Not All Studies Are Created Equal – Ward 33 E-Blast September 28th

I got really steamed on Monday morning while listening to the radio program “CBC Metro Morning”. Host Matt Galloway was responding to a study released by the GTA Landlords’ lobby group by having the Provincial Minister of Housing, Peter Milczyn, on his show.

Matt quoted the landlords’ study and condo super-salesman Brad Lamb, who maintains that extending rent controls to newer apartment buildings and condo rentals would be devastating. The landlords’ study claimed that all rental development would stop and young people would be unable to find a place to rent. The study insists that 1000 approved apartment units that were to be developed have now been hastily converted to condo projects. That’s the equivalent of about 5 apartment buildings across the entire GTA. Where these conversions have taken place, no one can say. In the City of Toronto, converting an approval from a condo to rental is an instant yes, based on need. Asking to do the opposite, changing rental to condo, is a city policy no-no requiring a long fight through Council. Rental is always our choice.

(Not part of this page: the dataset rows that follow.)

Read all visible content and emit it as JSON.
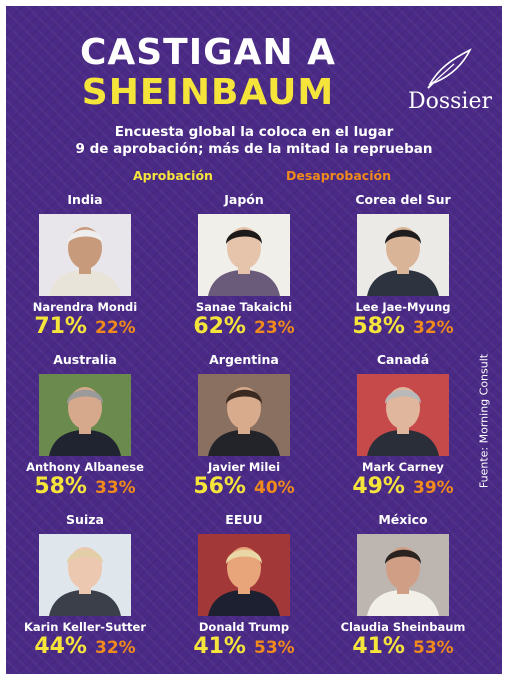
{
  "title": {
    "line1": "CASTIGAN A",
    "line2": "SHEINBAUM"
  },
  "logo": {
    "text": "Dossier"
  },
  "subtitle": {
    "line1": "Encuesta global  la coloca en el lugar",
    "line2": "9 de aprobación; más de la mitad la reprueban"
  },
  "legend": {
    "approval": "Aprobación",
    "disapproval": "Desaprobación"
  },
  "source": "Fuente: Morning Consult",
  "colors": {
    "background": "#4a2a86",
    "approval": "#f5e43a",
    "disapproval": "#f08a1c",
    "title": "#ffffff"
  },
  "leaders": [
    {
      "country": "India",
      "name": "Narendra Mondi",
      "approval": "71%",
      "disapproval": "22%"
    },
    {
      "country": "Japón",
      "name": "Sanae Takaichi",
      "approval": "62%",
      "disapproval": "23%"
    },
    {
      "country": "Corea del Sur",
      "name": "Lee Jae-Myung",
      "approval": "58%",
      "disapproval": "32%"
    },
    {
      "country": "Australia",
      "name": "Anthony Albanese",
      "approval": "58%",
      "disapproval": "33%"
    },
    {
      "country": "Argentina",
      "name": "Javier Milei",
      "approval": "56%",
      "disapproval": "40%"
    },
    {
      "country": "Canadá",
      "name": "Mark Carney",
      "approval": "49%",
      "disapproval": "39%"
    },
    {
      "country": "Suiza",
      "name": "Karin Keller-Sutter",
      "approval": "44%",
      "disapproval": "32%"
    },
    {
      "country": "EEUU",
      "name": "Donald Trump",
      "approval": "41%",
      "disapproval": "53%"
    },
    {
      "country": "México",
      "name": "Claudia Sheinbaum",
      "approval": "41%",
      "disapproval": "53%"
    }
  ]
}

Let’s be clear. Whether rent controlled or not, owning and managing rental buildings in Toronto is a lucrative business. The profit margin on a rental building is such that one seldom sees a building of 100 apartments or more run by Mom and Pop. Buildings are bought, sold and traded regularly for profit by the owners, while other companies reap still more profit by contracting to property manage the units. A successful and responsible landlord once assured me that in Toronto this has been the case since cement slab buildings began popping up after World War II.

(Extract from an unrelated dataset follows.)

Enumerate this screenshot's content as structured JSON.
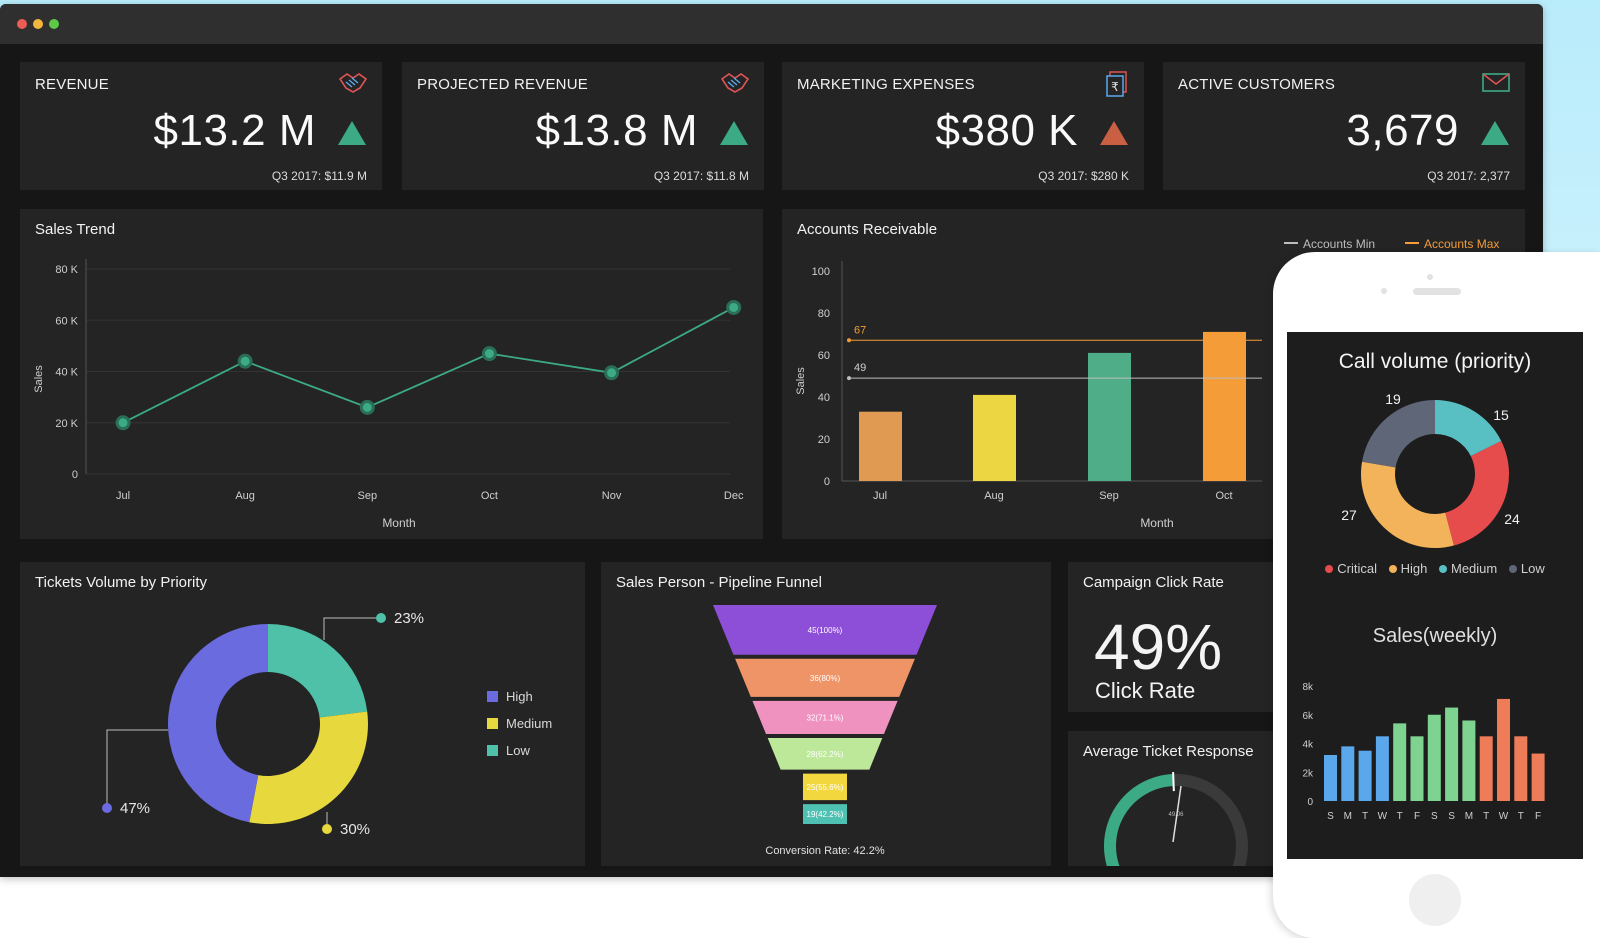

In Ward 33, five new rental apartment buildings and a rental townhouse complex have opened up since my election in 2003. Another building, just about finished, was originally to be a condo but the developer asked to convert to rental based on how profitably he had sold 2 other rental buildings. East of the DVP on the old Don Howson’s car dealership site, yet another condo approval has been converted to a purpose-built rental design and started construction. That is a total of 7 apartment buildings and 40 townhouses newly built to be rented out.


123 Parkway Forest Drive, available for rent this summer. While the rent is steep at $1900 for 2 bedrooms near a subway, it will be subject to all of the same guideline increase rent controls as neighbouring buildings.

The point I am hoping to make here is that we should beware of the market study authored by that market’s own profit-makers. In the case of Toronto’s rental market, one could even use the word “profiteers”. If you are an association representing landlords, then of course you would present to the news media a study to make the case that rent controls are bad.

The best government interventions inject fairness into a situation that has fallen out of whack. That is why Cities ask Provinces to make interventions from time to time. Landlords will always charge as much as the market will bear. When your building is in a densely populated city, one can drive tenants onto the street with a thousand dollar increase and still find a wealthy tenant who is “between home purchases”. Not all landlords, but certainly many, will always push too far. Then it’s time to intervene.

In New York State, government debate over the need for rent controls began as early as 1917. New York City assemblymen kept bringing forward bills and landlords kept shooting them down by lobbying small town assemblymen in the State capital of Albany. These assemblymen were unconcerned with tenant abuses in the Big Apple. The NYC rent control program finally imposed by the State in 1943 is still in use there today. It is one of the most expensive cities in which to live, but there is some sense of fair treatment.

When Councillor Ana BailaoCity Council’s Official Housing Advocate and Mayor Tory go to Queen’s Park to make their case for housing policy reform, rent controls and especially funds, they are meeting with a former Toronto City Councillor in Minister Milczyn. The three politicians can have their most urgent conversations knowing that the decisions they make will be treated fairly in both the City Council Chambers and in the Provincial Legislature. In this modern age of easy travel and broadband communications, no politician in either house of government can ignore Toronto’s need for fair, affordable market rental accommodation against the backdrop of rampant multi-million dollar home listings.

In the coming months you will learn how Toronto will be making use of some Provincial interventions that have added almost $400 million to the City’s shelter and housing budgets. I met with Bailao, to get a preview of how City Staff will recommend we make use of the new funds from the Minister of Housing. Reports will be presented to Council very soon that distribute the $390 million using guiding principles of fairness and expedience. The benefit will be spread across three areas: repairs to existing social housing, homelessness supports that guide individuals back into housing and lastly, affordable rent supplements in already existing private apartment buildings such as we have throughout Ward 33.

While more properties make their way to the high end real estate listings, like the “House of the week” shown below, it is only fair that we should see more families coming off the long wait list for low income housing and fewer young tenants facing eviction by uncontrolled rent hikes.